Buyers in the market for a new car are now facing several barriers as a result of the continued supply deficit of new and used vehicles for sale, including fewer selections, longer wait times, and higher pricing.
Toronto-based Veronica Negro said her recent experience purchasing a new vehicle to replace her used Honda Civic after a crash was a challenge.
She told CTV News that her insurance wasn’t able to match the price of her old car, not to mention the limited supply of cars actually available, which led to her having to water down her choices. In the end, she had to recruit her father’s help to find a new car.
“I kind of figured that it would be a bit of a challenge, but not to the extent that my dad is telling me he is waiting in lines for me,” she said.
“And by the time he gets to the front, the car is gone. It felt more like an auction than a car dealership.”
Sellers say they’re struggling to keep up with demand. In the used car lot at Toronto Auto Group, inventory is down to 550 vehicles, when the stock is usually supposed to be around 850.

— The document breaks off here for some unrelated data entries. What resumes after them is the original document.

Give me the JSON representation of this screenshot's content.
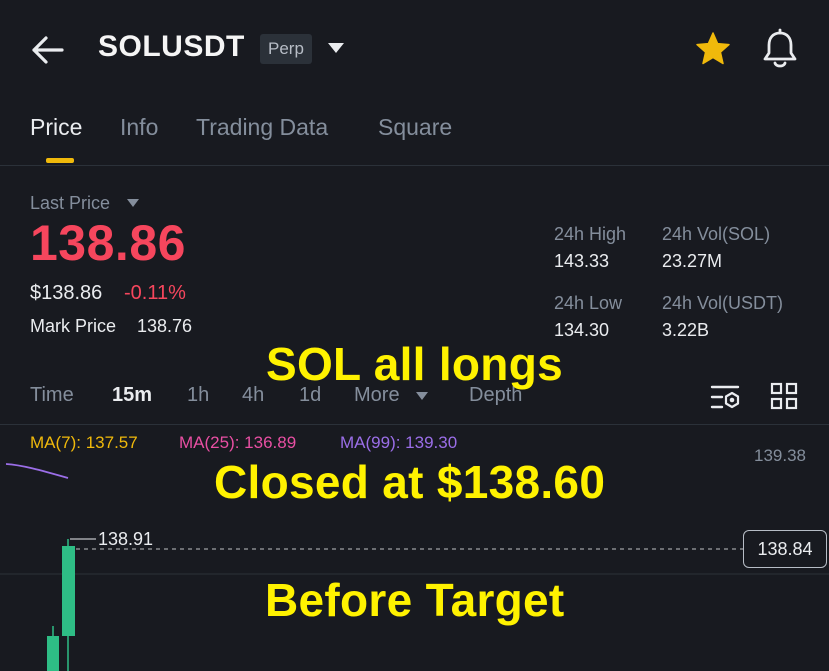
{
  "header": {
    "symbol": "SOLUSDT",
    "contract_type": "Perp"
  },
  "tabs": [
    {
      "label": "Price",
      "active": true
    },
    {
      "label": "Info",
      "active": false
    },
    {
      "label": "Trading Data",
      "active": false
    },
    {
      "label": "Square",
      "active": false
    }
  ],
  "price": {
    "last_price_label": "Last Price",
    "last_price": "138.86",
    "usd_price": "$138.86",
    "change_pct": "-0.11%",
    "mark_price_label": "Mark Price",
    "mark_price": "138.76"
  },
  "stats": {
    "high_label": "24h High",
    "high_value": "143.33",
    "low_label": "24h Low",
    "low_value": "134.30",
    "vol_base_label": "24h Vol(SOL)",
    "vol_base_value": "23.27M",
    "vol_quote_label": "24h Vol(USDT)",
    "vol_quote_value": "3.22B"
  },
  "timeframes": {
    "time": "Time",
    "m15": "15m",
    "h1": "1h",
    "h4": "4h",
    "d1": "1d",
    "more": "More",
    "depth": "Depth",
    "active": "15m"
  },
  "indicators": {
    "ma7": "MA(7): 137.57",
    "ma25": "MA(25): 136.89",
    "ma99": "MA(99): 139.30"
  },
  "chart": {
    "axis_top": "139.38",
    "high_marker": "138.91",
    "current_price": "138.84"
  },
  "overlay": {
    "line1": "SOL all longs",
    "line2": "Closed at $138.60",
    "line3": "Before Target"
  },
  "colors": {
    "background": "#181a20",
    "accent": "#f0b90b",
    "down": "#f6465d",
    "up": "#2ebd85",
    "ma7": "#f0b90b",
    "ma25": "#e84fa3",
    "ma99": "#9b6ee8",
    "caption": "#fff200"
  },
  "icons": [
    "back-arrow-icon",
    "caret-down-icon",
    "star-icon",
    "bell-icon",
    "indicator-settings-icon",
    "grid-icon"
  ]
}
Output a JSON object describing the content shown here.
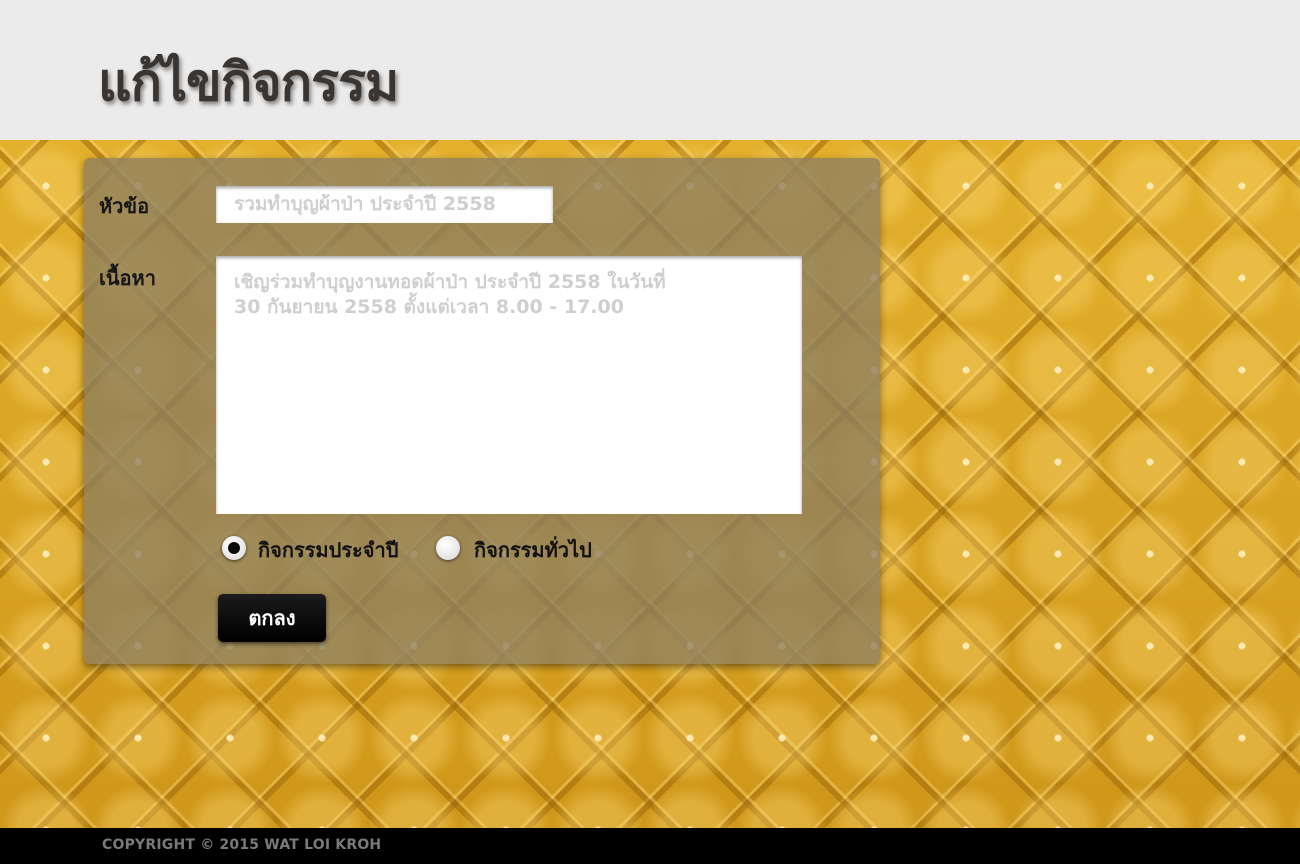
{
  "header": {
    "title": "แก้ไขกิจกรรม"
  },
  "form": {
    "topic_label": "หัวข้อ",
    "topic_value": "รวมทำบุญผ้าป่า ประจำปี 2558",
    "content_label": "เนื้อหา",
    "content_value": "เชิญร่วมทำบุญงานทอดผ้าป่า ประจำปี 2558 ในวันที่\n30 กันยายน 2558 ตั้งแต่เวลา 8.00 - 17.00",
    "activity_type": {
      "options": [
        "กิจกรรมประจำปี",
        "กิจกรรมทั่วไป"
      ],
      "selected": "กิจกรรมประจำปี"
    },
    "submit_label": "ตกลง"
  },
  "footer": {
    "copyright": "COPYRIGHT © 2015 WAT LOI KROH"
  },
  "colors": {
    "header_bg": "#ebebeb",
    "background_gold": "#d9a21e",
    "panel": "#8c7d5f",
    "button": "#000000",
    "footer_bg": "#000000"
  }
}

“(There is) no supply whatsoever, and it is a problem,” said Neil Puri, the president and CEO of Toronto Auto Group.
WHAT IS CAUSING THE SHORTAGE?
Experts say that supply chain issues affecting many industries are to blame for the car shortage in Canada.
“Chip shortages (and) supply chain disruptions caused car manufacturers to produce fewer cars in the last couple of years,” Baris Akyurek, the director of analytics at AutoTrader.ca, told CTV News.
The shortage of new vehicles is driving up the average price of used vehicles as well. According to the AutoTrader Price Index Report, a new car costs on average $53,000, up 17 per cent from a year ago, while a used one now costs $37,000 on average, up a staggering 38 per cent.
A new survey for Rates.ca in April shows that over 40 per cent of Canadians have changed their plans to purchase a vehicle due to the shortage of new ones and the rising prices of used vehicles.
Those looking to purchase electric cars will also likely face hurdles.
Halifax-based electric vehicle salesperson Jeremie Bernardin said he’s noticed a recent explosion of interest in zero-emission vehicles, but that the wait times can be as long as three years, depending on the manufacturer and the dealership.
In March 2021, a report commissioned by Transport Canada found that more than half of Canadian dealerships had no electric vehicles in stock.
The report also found that wait times exceeded six months at 31 per cent of dealerships that had no zero-emission cars in their inventory.